The water level is rising, as my cousin says.
[eta - And I just realized this means a whole new level of toddler-proofing in the cabin next week. Whatever bedroom the crib is in will have to be scrubbed clean of choking hazards before we let him nap there.]
Noah's been sleeping in a bed for a while now. He pops out on occasion saying, "Mommy tired too?" When he really gets down, then we move him to a crib.
I'm making peach frozen dessert. I can't decide if I want to do it milk free and make sorbet or add condensed milk and a touch of yogurt for ice cream.
I don't think it matters because the reason I'm making it at all is to have champagne floats with peach. Like a bellini.
god help us, we went to Toys-r-us in Times Square.
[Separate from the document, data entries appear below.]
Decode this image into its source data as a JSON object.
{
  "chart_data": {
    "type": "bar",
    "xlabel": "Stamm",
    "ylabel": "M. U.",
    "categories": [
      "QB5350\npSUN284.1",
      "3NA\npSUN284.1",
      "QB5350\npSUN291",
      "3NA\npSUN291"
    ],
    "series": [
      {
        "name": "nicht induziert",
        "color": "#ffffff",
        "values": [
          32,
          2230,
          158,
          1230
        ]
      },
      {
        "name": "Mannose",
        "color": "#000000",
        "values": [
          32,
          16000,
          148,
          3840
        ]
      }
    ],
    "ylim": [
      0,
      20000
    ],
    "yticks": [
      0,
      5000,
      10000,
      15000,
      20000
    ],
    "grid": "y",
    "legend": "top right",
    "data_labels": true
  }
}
But you lived to tell about it!
well yes, I even refrained from actually yelling at tourists, but only just. E now has a replacement for the toy that broke, a backpack to start 3rd GRADE!!! (how did THAT happen) and couple of extra things that I found.
So, I bailed on the library but did get laundry and nails done. I didn't really have lunch, so of course now I'm ready for dinner. Hmm.
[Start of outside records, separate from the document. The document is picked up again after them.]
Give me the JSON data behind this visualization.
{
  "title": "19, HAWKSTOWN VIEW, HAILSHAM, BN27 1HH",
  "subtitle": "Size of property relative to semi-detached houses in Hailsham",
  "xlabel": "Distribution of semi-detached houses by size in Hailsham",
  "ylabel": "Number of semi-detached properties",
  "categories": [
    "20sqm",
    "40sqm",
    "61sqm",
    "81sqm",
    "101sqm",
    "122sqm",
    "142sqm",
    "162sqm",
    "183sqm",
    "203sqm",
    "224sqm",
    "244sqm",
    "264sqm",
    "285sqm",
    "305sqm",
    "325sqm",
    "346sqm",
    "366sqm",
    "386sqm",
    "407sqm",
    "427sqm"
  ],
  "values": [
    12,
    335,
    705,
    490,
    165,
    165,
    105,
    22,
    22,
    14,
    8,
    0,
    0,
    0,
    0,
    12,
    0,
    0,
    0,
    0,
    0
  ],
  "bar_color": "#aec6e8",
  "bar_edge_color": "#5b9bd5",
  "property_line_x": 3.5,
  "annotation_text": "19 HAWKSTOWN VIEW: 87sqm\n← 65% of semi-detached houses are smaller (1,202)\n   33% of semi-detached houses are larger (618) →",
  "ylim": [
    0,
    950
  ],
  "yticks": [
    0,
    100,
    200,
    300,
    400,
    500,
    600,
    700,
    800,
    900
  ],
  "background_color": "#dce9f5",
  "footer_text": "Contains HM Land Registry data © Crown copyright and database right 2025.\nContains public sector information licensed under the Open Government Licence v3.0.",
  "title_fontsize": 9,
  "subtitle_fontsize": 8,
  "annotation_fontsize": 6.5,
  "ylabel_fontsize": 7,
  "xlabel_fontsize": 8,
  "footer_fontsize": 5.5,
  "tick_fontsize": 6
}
cannot make the new Transformer toy transform!!!! ARGH!
Aims, I'd like that, too! (And thanks, Perkins! It was great to meet you, too. Say, I need to get my San Francisco pictures online.)
I'm back from a weekend at my B-i-L's boat. Most of the time we spent hanging out on the back porch-like area, watching the other boats go by, drinking margaritas. We did go out on Lake St. Clair today, but we discovered an electrical problem that the B-i-L and nephew will have to fix. (Well, find first, then fix, as is the way of electrical problems.) Luckily the nephew just got his electrical engineering degree, so he's about to start earning the last four year's tuition.
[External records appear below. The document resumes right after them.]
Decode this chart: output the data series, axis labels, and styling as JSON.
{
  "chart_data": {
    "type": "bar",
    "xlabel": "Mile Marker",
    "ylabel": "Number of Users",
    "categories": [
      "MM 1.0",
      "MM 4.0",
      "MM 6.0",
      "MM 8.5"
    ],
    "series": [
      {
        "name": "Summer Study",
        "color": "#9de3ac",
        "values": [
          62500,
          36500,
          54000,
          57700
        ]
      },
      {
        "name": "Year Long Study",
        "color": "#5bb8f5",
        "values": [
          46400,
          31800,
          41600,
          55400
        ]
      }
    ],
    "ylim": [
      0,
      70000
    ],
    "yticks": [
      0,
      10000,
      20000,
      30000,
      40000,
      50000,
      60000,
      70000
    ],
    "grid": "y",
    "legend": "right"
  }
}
Also, I shared the whole polar bear thing with my sister, who found it hilarious. We've been going around mouthing "polar bear" at each other as the kids scrapped.
Who was it that mentioned that cats like to wash other cats' ears?
I think DitabooNewCat is the first cat I've owned that wants to do that. Perkins the cat has no idea what to make of it, which makes it comedy gold, at least for me.
I have to report to jury duty tomorrow. Fuck a duck.